Les conclusions faussement rassurantes de la première inspection avaient blanchi l’élevage. Herta y avait repris ses approvisionnements et la chaîne de supermarchés britannique Waitrose avait repris la vente de produits Herta à base de cochons après les avoir boycottés. Suite à ces nouvelles images, Waitrose stoppe de nouveau ses ventes.

Plusieurs détracteurs de L214 en avaient également profité pour mettre en doute nos images et le sérieux de notre travail. En première ligne, Jean-Baptiste Moreau, député et porte-parole de La République en marche.

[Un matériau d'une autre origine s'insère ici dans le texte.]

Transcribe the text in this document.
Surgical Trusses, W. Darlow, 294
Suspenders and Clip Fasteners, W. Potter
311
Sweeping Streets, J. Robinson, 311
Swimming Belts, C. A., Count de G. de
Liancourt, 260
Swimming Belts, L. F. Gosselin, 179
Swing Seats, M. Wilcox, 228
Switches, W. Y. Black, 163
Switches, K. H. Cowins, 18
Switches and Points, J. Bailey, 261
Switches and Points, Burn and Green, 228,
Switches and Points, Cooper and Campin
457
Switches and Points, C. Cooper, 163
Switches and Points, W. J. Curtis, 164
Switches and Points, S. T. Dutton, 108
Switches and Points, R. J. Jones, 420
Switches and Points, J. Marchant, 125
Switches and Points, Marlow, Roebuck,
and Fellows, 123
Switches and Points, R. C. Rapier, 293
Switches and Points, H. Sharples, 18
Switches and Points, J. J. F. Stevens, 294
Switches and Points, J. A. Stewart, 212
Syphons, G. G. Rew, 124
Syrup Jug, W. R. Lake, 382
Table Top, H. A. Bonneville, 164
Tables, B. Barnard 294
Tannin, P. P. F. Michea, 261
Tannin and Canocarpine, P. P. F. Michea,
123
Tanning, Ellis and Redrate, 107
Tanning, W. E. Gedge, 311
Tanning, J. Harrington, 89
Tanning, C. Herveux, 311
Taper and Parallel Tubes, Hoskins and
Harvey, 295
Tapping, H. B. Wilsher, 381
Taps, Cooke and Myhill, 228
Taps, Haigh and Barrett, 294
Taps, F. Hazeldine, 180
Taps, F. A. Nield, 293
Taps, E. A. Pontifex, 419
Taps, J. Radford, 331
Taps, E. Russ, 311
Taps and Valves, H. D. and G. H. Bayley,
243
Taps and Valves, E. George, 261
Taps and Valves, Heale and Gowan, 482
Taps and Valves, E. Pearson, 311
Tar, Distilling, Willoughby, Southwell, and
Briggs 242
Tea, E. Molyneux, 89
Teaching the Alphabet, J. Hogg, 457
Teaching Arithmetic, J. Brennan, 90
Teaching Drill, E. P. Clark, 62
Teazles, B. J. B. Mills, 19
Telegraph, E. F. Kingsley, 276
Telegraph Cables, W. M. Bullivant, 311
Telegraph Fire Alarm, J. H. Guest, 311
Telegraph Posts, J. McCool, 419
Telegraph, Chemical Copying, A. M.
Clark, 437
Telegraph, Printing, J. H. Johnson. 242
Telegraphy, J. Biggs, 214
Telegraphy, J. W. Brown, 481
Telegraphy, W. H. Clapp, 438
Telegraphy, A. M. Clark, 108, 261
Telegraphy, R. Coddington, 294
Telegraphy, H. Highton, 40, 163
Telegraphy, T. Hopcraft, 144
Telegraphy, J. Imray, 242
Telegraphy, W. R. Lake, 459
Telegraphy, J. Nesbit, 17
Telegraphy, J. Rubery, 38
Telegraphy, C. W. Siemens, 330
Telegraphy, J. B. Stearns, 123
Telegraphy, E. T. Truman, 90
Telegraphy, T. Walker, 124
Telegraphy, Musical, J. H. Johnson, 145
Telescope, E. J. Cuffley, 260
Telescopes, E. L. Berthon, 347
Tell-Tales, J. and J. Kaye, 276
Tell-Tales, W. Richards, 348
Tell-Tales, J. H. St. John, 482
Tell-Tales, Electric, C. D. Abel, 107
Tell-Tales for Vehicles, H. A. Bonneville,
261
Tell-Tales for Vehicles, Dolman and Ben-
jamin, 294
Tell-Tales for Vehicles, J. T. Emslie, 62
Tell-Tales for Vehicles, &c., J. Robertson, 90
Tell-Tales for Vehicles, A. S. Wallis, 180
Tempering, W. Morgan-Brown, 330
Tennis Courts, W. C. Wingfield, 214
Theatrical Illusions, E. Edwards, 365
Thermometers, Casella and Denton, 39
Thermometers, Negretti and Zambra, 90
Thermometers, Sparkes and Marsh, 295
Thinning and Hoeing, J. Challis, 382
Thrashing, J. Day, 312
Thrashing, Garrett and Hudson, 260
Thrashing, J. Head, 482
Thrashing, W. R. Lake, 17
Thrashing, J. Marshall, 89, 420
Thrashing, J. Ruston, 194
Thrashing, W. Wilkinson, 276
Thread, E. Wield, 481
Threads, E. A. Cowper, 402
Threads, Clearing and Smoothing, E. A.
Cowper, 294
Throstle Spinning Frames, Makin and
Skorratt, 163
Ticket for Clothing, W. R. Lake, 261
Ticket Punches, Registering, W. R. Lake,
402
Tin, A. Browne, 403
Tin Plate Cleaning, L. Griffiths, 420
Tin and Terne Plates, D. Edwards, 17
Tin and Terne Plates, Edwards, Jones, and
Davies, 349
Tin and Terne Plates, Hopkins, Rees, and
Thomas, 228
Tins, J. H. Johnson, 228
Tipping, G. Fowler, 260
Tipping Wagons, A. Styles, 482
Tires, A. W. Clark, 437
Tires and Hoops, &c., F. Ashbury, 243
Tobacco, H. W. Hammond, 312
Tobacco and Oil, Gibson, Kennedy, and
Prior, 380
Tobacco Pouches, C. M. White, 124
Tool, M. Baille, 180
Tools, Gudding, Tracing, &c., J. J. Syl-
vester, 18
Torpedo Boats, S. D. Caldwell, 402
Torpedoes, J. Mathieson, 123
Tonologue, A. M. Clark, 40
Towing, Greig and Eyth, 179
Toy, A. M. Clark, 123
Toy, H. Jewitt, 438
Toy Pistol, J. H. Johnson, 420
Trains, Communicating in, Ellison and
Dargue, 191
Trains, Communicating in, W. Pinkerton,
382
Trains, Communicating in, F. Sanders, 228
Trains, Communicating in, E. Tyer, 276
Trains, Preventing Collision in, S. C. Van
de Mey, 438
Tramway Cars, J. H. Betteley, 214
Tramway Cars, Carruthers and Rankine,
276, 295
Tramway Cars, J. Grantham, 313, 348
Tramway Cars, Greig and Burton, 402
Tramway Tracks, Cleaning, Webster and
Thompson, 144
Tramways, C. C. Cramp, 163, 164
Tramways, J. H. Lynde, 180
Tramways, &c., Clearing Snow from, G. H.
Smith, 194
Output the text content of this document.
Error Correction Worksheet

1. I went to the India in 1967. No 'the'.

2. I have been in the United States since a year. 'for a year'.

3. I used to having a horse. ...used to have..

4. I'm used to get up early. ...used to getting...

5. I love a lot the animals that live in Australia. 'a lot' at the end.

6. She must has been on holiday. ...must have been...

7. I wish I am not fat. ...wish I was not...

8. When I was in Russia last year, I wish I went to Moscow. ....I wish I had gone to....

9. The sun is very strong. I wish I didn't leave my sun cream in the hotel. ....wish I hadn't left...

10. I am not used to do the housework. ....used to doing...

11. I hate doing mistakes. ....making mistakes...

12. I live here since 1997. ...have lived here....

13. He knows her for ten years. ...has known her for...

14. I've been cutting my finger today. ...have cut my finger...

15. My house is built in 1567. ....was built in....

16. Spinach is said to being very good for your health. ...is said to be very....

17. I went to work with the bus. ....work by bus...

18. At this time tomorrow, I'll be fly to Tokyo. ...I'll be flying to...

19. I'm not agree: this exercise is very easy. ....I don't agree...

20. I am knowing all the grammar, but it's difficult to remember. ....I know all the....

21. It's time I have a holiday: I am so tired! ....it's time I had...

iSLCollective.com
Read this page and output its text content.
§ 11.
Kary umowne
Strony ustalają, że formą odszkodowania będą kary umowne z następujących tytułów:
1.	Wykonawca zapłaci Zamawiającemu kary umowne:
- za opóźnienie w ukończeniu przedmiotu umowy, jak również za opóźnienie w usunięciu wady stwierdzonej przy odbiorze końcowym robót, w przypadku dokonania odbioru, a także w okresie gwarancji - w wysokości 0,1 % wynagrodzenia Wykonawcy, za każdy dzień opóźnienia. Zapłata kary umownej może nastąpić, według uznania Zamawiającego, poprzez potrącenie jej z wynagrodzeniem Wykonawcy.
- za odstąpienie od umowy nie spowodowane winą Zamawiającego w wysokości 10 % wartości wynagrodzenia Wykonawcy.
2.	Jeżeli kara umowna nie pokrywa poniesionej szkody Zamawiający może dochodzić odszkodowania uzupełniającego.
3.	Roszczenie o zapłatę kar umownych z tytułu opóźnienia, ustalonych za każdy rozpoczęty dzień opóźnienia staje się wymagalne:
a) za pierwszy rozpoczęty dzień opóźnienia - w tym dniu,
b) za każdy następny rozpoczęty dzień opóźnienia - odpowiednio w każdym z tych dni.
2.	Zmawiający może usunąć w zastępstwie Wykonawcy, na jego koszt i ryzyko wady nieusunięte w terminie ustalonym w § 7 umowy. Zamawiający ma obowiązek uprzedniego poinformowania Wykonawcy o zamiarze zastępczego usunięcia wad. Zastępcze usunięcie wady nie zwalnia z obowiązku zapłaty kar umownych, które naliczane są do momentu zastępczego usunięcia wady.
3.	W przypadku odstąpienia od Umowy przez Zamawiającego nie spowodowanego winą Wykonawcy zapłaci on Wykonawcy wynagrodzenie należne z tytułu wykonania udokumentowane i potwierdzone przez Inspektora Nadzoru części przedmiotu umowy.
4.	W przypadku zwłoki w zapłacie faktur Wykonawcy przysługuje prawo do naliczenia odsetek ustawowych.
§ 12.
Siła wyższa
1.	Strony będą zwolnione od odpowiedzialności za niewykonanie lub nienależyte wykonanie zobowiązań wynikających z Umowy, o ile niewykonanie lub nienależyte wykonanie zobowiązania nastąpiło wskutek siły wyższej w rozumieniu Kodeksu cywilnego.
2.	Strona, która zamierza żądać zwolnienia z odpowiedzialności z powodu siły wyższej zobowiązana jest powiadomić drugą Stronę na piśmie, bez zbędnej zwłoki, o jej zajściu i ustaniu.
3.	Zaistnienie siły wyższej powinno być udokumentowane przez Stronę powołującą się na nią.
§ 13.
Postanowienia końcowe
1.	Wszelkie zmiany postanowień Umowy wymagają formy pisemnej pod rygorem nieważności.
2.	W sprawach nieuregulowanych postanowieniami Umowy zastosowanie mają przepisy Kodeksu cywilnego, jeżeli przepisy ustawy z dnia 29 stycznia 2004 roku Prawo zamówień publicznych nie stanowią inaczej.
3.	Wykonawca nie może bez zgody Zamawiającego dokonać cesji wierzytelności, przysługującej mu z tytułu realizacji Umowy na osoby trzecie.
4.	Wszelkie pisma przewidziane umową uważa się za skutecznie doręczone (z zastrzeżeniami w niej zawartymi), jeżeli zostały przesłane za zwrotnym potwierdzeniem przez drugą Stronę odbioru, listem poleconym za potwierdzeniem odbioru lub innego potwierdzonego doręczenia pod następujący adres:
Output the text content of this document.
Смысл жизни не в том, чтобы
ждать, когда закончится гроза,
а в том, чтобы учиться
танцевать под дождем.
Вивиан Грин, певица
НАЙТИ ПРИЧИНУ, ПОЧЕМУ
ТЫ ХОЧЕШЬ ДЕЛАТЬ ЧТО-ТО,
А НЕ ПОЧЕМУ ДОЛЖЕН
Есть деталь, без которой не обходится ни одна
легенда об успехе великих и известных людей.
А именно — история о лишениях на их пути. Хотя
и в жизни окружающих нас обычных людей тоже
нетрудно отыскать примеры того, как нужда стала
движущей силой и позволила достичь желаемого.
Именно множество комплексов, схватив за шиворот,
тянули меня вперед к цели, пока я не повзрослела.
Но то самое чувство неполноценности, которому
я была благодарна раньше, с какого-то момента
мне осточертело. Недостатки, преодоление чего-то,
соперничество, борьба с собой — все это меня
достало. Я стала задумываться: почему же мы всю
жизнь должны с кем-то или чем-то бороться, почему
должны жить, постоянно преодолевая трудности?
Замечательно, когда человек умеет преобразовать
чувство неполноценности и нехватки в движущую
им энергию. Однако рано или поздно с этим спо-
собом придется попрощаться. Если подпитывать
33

Mais ces nouvelles images prouvent que les infractions à la réglementation existent et perdurent. Rien n’a changé pour ces malheureux cochons. Quelle confiance peut-on accorder aux services vétérinaires de l’État ? Aucune. Le ministre de l’Agriculture, quant à lui, préfère rester silencieux.

La suite se passera devant la justice

L’éleveur déclare porter plainte contre L214, mais nous ne nous laisserons pas intimider.

Nous avons envoyé à la justice ces nouvelles images, en complément de la plainte déposée pour maltraitance envers les animaux auprès de la procureure de Moulins.

Nous déposons également un recours contre l’État pour les manquements des services vétérinaires à leur mission.

Aidez-nous à nous défendre et à continuer de jouer pleinement notre rôle d'association qui montre la réalité des conditions de vie des animaux dans les élevages. Faites partie de celles et ceux qui agissent pour réduire leur souffrance !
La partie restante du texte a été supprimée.